Essa ideia sufocante e global de cidade é, aqui, ancorada também na coprotagonista, Kay, representada pela canadiana de origem tailandesa Meghna Lall. Ela simboliza o mundo e toda a sua crise identitária e moral, a distorção afetiva. Kay é igualmente pretexto para Leonor Teles, bem ao seu estilo, denunciar o racismo asiático: “Já que a coprotagonista é asiática, achei importante chamar a atenção sobre esse tipo de racismo que está um pouco escondido. Há uma espécie de nuvem, porque, se calhar, os asiáticos não são aqueles que mais sofrem com o racismo, mas não deixam de ser vítimas. E em Portugal não têm uma voz.”

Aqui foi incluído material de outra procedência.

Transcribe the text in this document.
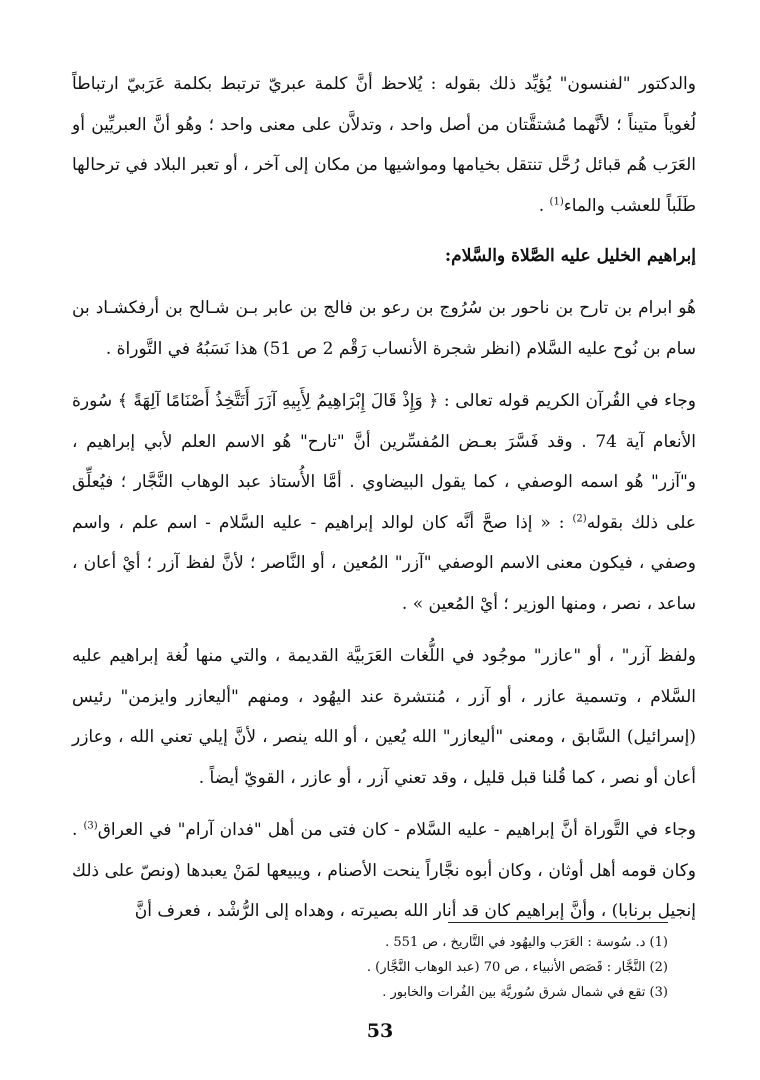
والدكتور "لفنسون" يُؤيِّد ذلك بقوله : يُلاحظ أنَّ كلمة عبريّ ترتبط بكلمة عَرَبيّ ارتباطاً لُغوياً متيناً ؛ لأنَّهما مُشتقَّتان من أصل واحد ، وتدلاَّن على معنى واحد ؛ وهُو أنَّ العبريِّين أو العَرَب هُم قبائل رُحَّل تنتقل بخيامها ومواشيها من مكان إلى آخر ، أو تعبر البلاد في ترحالها طَلَباً للعشب والماء$^{(1)}$ .

إبراهيم الخليل عليه الصَّلاة والسَّلام:

هُو ابرام بن تارح بن ناحور بن سُرُوج بن رعو بن فالج بن عابر بـن شـالح بن أرفكشـاد بن سام بن نُوح عليه السَّلام (انظر شجرة الأنساب رَقْم 2 ص 51) هذا نَسَبُهُ في التَّوراة .

وجاء في القُرآن الكريم قوله تعالى : ﴿ وَإِذْ قَالَ إِبْرَاهِيمُ لِأَبِيهِ آزَرَ أَتَتَّخِذُ أَصْنَامًا آلِهَةً ﴾ سُورة الأنعام آية 74 . وقد فَسَّرَ بعـض المُفسِّرين أنَّ "تارح" هُو الاسم العلم لأبي إبراهيم ، و"آزر" هُو اسمه الوصفي ، كما يقول البيضاوي . أمَّا الأُستاذ عبد الوهاب النَّجَّار ؛ فيُعلِّق على ذلك بقوله$^{(2)}$ : « إذا صحَّ أنَّه كان لوالد إبراهيم - عليه السَّلام - اسم علم ، واسم وصفي ، فيكون معنى الاسم الوصفي "آزر" المُعين ، أو النَّاصر ؛ لأنَّ لفظ آزر ؛ أيْ أعان ، ساعد ، نصر ، ومنها الوزير ؛ أيْ المُعين » .

ولفظ آزر" ، أو "عازر" موجُود في اللُّغات العَرَبيَّة القديمة ، والتي منها لُغة إبراهيم عليه السَّلام ، وتسمية عازر ، أو آزر ، مُنتشرة عند اليهُود ، ومنهم "أليعازر وايزمن" رئيس (إسرائيل) السَّابق ، ومعنى "أليعازر" الله يُعين ، أو الله ينصر ، لأنَّ إيلي تعني الله ، وعازر أعان أو نصر ، كما قُلنا قبل قليل ، وقد تعني آزر ، أو عازر ، القويّ أيضاً .

وجاء في التَّوراة أنَّ إبراهيم - عليه السَّلام - كان فتى من أهل "فدان آرام" في العراق$^{(3)}$ . وكان قومه أهل أوثان ، وكان أبوه نجَّاراً ينحت الأصنام ، ويبيعها لمَنْ يعبدها (ونصّ على ذلك إنجيل برنابا) ، وأنَّ إبراهيم كان قد أنار الله بصيرته ، وهداه إلى الرُّشْد ، فعرف أنَّ

(1) د. سُوسة : العَرَب واليهُود في التَّاريخ ، ص 551 .
(2) النَّجَّار : قَصَص الأنبياء ، ص 70 (عبد الوهاب النَّجَّار) .
(3) تقع في شمال شرق سُوريَّة بين الفُرات والخابور .
53
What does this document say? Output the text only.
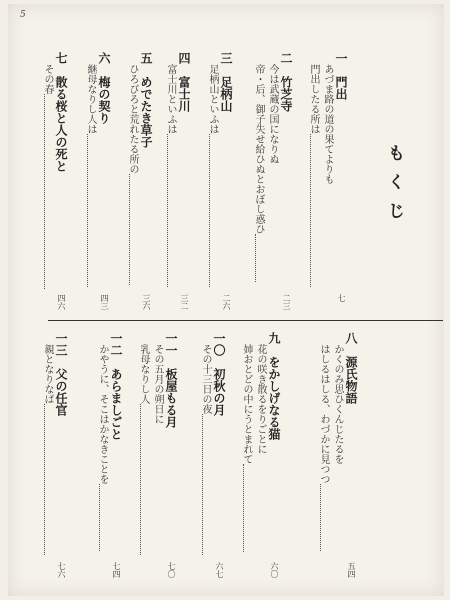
5
もくじ
一　門出
あづま路の道の果てよりも
門出したる所は
七
二　竹芝寺
今は武蔵の国になりぬ
帝・后、御子失せ給ひぬとおぼし惑ひ
二三
三　足柄山
足柄山といふは
二六
四　富士川
富士川といふは
三二
五　めでたき草子
ひろびろと荒れたる所の
三六
六　梅の契り
継母なりし人は
四三
七　散る桜と人の死と
その春
四六
八　源氏物語
かくのみ思ひくんじたるを
はしるはしる、わづかに見つつ
五四
九　をかしげなる猫
花の咲き散るをりごとに
姉おとどの中にうとまれて
六〇
一〇　初秋の月
その十三日の夜
六七
一一　板屋もる月
その五月の朔日に
乳母なりし人
七〇
一二　あらましごと
かやうに、そこはかなきことを
七四
一三　父の任官
親となりなば
七六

O cinema pode ser qualquer coisa. Agora, no meu cinema, por enquanto, sinto que é importante falar e refletir sobre estes assuntos. Se não o fizer, as coisas têm tendência a piorar
Leonor teles
Leonor Teles nasceu em Vila Franca de Xira, em 1992. Assumiu desde sempre a sua ascendência cigana, e os primeiros filmes abordavam essa comunidade. Em Balada de um Batráquio, autêntico filme-punk, vemo-la entrar em estabelecimentos comerciais para partir os sapos de louças exibidos nas montras, símbolos explícitos de racismo para com os ciganos. Valeu-lhe um Urso de Ouro em Berlim, prémio raro do cinema português. Depois, realizou Terra Franca, um documentário em Vila Franca de Xira, e a curta ficcional Cães Que Ladram aos Pássaros, sobre a gentrificação no Porto. Pelo caminho, trabalhou como diretora de fotografia em filmes de outros, tendo sido muito elogiado o seu recente trabalho em Viver Mal/Mal Viver, díptico de João Canijo.

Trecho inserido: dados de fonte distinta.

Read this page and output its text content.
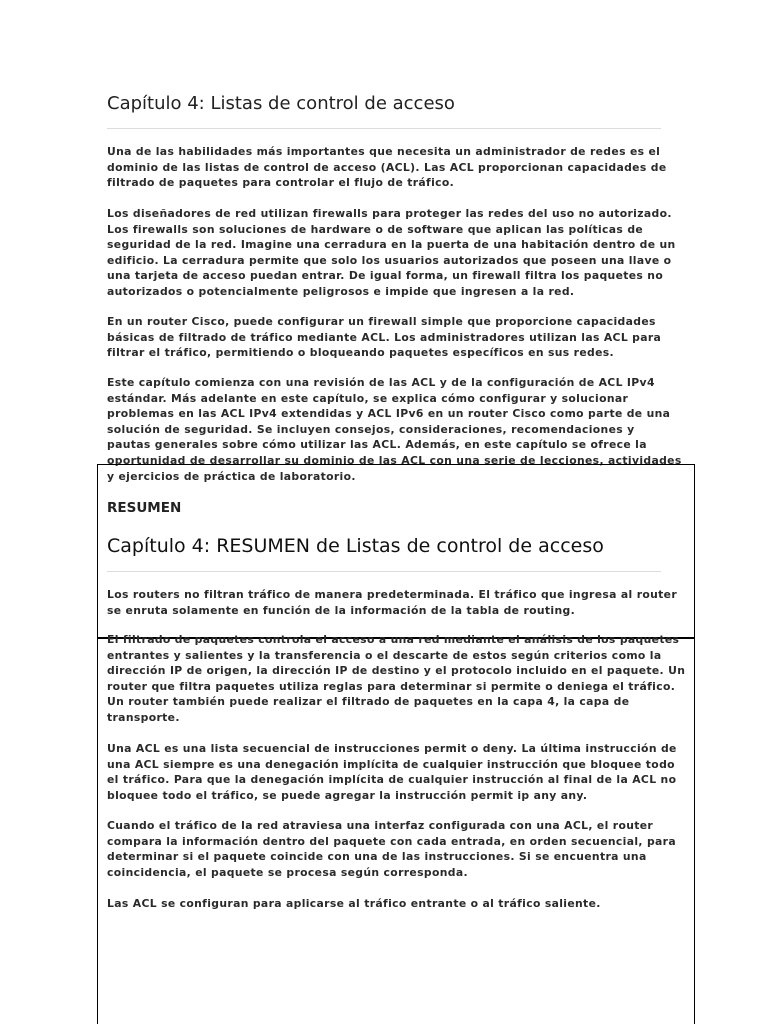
Capítulo 4: Listas de control de acceso

Una de las habilidades más importantes que necesita un administrador de redes es el
dominio de las listas de control de acceso (ACL). Las ACL proporcionan capacidades de
filtrado de paquetes para controlar el flujo de tráfico.

Los diseñadores de red utilizan firewalls para proteger las redes del uso no autorizado.
Los firewalls son soluciones de hardware o de software que aplican las políticas de
seguridad de la red. Imagine una cerradura en la puerta de una habitación dentro de un
edificio. La cerradura permite que solo los usuarios autorizados que poseen una llave o
una tarjeta de acceso puedan entrar. De igual forma, un firewall filtra los paquetes no
autorizados o potencialmente peligrosos e impide que ingresen a la red.

En un router Cisco, puede configurar un firewall simple que proporcione capacidades
básicas de filtrado de tráfico mediante ACL. Los administradores utilizan las ACL para
filtrar el tráfico, permitiendo o bloqueando paquetes específicos en sus redes.

Este capítulo comienza con una revisión de las ACL y de la configuración de ACL IPv4
estándar. Más adelante en este capítulo, se explica cómo configurar y solucionar
problemas en las ACL IPv4 extendidas y ACL IPv6 en un router Cisco como parte de una
solución de seguridad. Se incluyen consejos, consideraciones, recomendaciones y
pautas generales sobre cómo utilizar las ACL. Además, en este capítulo se ofrece la
oportunidad de desarrollar su dominio de las ACL con una serie de lecciones, actividades
y ejercicios de práctica de laboratorio.

RESUMEN
Capítulo 4: RESUMEN de Listas de control de acceso

Los routers no filtran tráfico de manera predeterminada. El tráfico que ingresa al router
se enruta solamente en función de la información de la tabla de routing.

El filtrado de paquetes controla el acceso a una red mediante el análisis de los paquetes
entrantes y salientes y la transferencia o el descarte de estos según criterios como la
dirección IP de origen, la dirección IP de destino y el protocolo incluido en el paquete. Un
router que filtra paquetes utiliza reglas para determinar si permite o deniega el tráfico.
Un router también puede realizar el filtrado de paquetes en la capa 4, la capa de
transporte.

Una ACL es una lista secuencial de instrucciones permit o deny. La última instrucción de
una ACL siempre es una denegación implícita de cualquier instrucción que bloquee todo
el tráfico. Para que la denegación implícita de cualquier instrucción al final de la ACL no
bloquee todo el tráfico, se puede agregar la instrucción permit ip any any.

Cuando el tráfico de la red atraviesa una interfaz configurada con una ACL, el router
compara la información dentro del paquete con cada entrada, en orden secuencial, para
determinar si el paquete coincide con una de las instrucciones. Si se encuentra una
coincidencia, el paquete se procesa según corresponda.

Las ACL se configuran para aplicarse al tráfico entrante o al tráfico saliente.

Baan chega agora às salas, e Leonor Teles ainda não sabe qual será o projeto seguinte. Mas dá-nos a garantia de que continuará a fazer cinema de intervenção: “O cinema pode ser qualquer coisa. E ainda bem que vivemos num país que nos dá essa possibilidade. Agora, no meu cinema, por enquanto, sinto que é importante falar e refletir sobre estes assuntos. Se não o fizer, as coisas têm tendência a piorar.”